Two Sum II - Input Array Is Sorted - LeetCode 167 Solution in python

Two Sum II - Input Array Is Sorted medium

Problem Statement

Given a 1-indexed array of integers numbers that is already sorted in ascending order, find two numbers such that they add up to a specific target number. Return the indices of the two numbers (1-indexed) as an integer array answer of size 2, where answer[0] < answer[1].

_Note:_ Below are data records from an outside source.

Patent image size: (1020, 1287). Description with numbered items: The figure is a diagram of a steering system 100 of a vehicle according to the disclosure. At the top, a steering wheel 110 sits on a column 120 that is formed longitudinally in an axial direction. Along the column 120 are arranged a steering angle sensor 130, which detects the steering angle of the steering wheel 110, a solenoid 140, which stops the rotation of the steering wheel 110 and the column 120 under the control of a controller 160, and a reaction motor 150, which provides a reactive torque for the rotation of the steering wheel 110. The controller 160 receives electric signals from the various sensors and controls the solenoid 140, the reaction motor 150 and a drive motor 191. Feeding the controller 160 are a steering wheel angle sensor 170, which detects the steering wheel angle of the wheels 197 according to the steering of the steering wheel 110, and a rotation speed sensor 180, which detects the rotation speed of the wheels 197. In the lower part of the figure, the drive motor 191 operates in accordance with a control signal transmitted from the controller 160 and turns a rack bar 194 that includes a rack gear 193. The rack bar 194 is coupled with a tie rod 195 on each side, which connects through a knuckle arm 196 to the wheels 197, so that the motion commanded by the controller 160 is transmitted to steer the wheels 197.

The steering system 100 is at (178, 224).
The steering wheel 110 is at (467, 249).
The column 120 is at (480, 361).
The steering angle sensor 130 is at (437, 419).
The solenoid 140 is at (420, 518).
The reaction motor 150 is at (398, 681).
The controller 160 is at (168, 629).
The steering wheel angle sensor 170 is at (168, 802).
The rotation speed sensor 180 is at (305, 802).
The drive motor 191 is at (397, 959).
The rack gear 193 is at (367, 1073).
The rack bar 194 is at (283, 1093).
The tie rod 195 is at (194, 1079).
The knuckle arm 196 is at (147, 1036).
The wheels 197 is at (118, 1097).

You may assume that each input would have exactly one solution and you may not use the same element twice.

Example 1:

Input: numbers = [2,7,11,15], target = 9 Output: [1,2] Explanation: Because numbers[0] + numbers[1] == 9, we return [1, 2].

Example 2:

Input: numbers = [2,3,4], target = 6 Output: [1,3]

Steps:

Two Pointers: Utilize two pointers, left and right, initialized to the beginning and end of the array, respectively.
Sum and Compare: Calculate the sum of the elements at the left and right pointers.
Adjust Pointers:
- If the sum is equal to the target, return the indices left + 1 and right + 1 (1-indexed).
- If the sum is less than the target, increment the left pointer to consider a larger number.
- If the sum is greater than the target, decrement the right pointer to consider a smaller number.
Continue until Solution Found: Repeat steps 2 and 3 until a solution is found. Since there's guaranteed to be exactly one solution, the loop will terminate.

Explanation:

The algorithm leverages the sorted nature of the input array. By using two pointers starting from opposite ends, we efficiently search for the pair that sums to the target. If the sum is too small, we move the left pointer to increase the sum. If the sum is too large, we move the right pointer to decrease the sum. This approach avoids unnecessary comparisons and achieves a linear time complexity.

Code:

#include <vector>

class Solution {
public:
    std::vector<int> twoSum(std::vector<int>& numbers, int target) {
        int left = 0;
        int right = numbers.size() - 1;

        while (left < right) {
            int sum = numbers[left] + numbers[right];
            if (sum == target) {
                return {left + 1, right + 1}; // 1-indexed return
            } else if (sum < target) {
                left++;
            } else {
                right--;
            }
        }
        return {}; //Should not reach here as problem guarantees a solution.
    }
};

Complexity:

Time Complexity: O(N), where N is the length of the input array. We perform a single pass through the array using two pointers.
Space Complexity: O(1). We use only a constant amount of extra space to store the pointers and the result.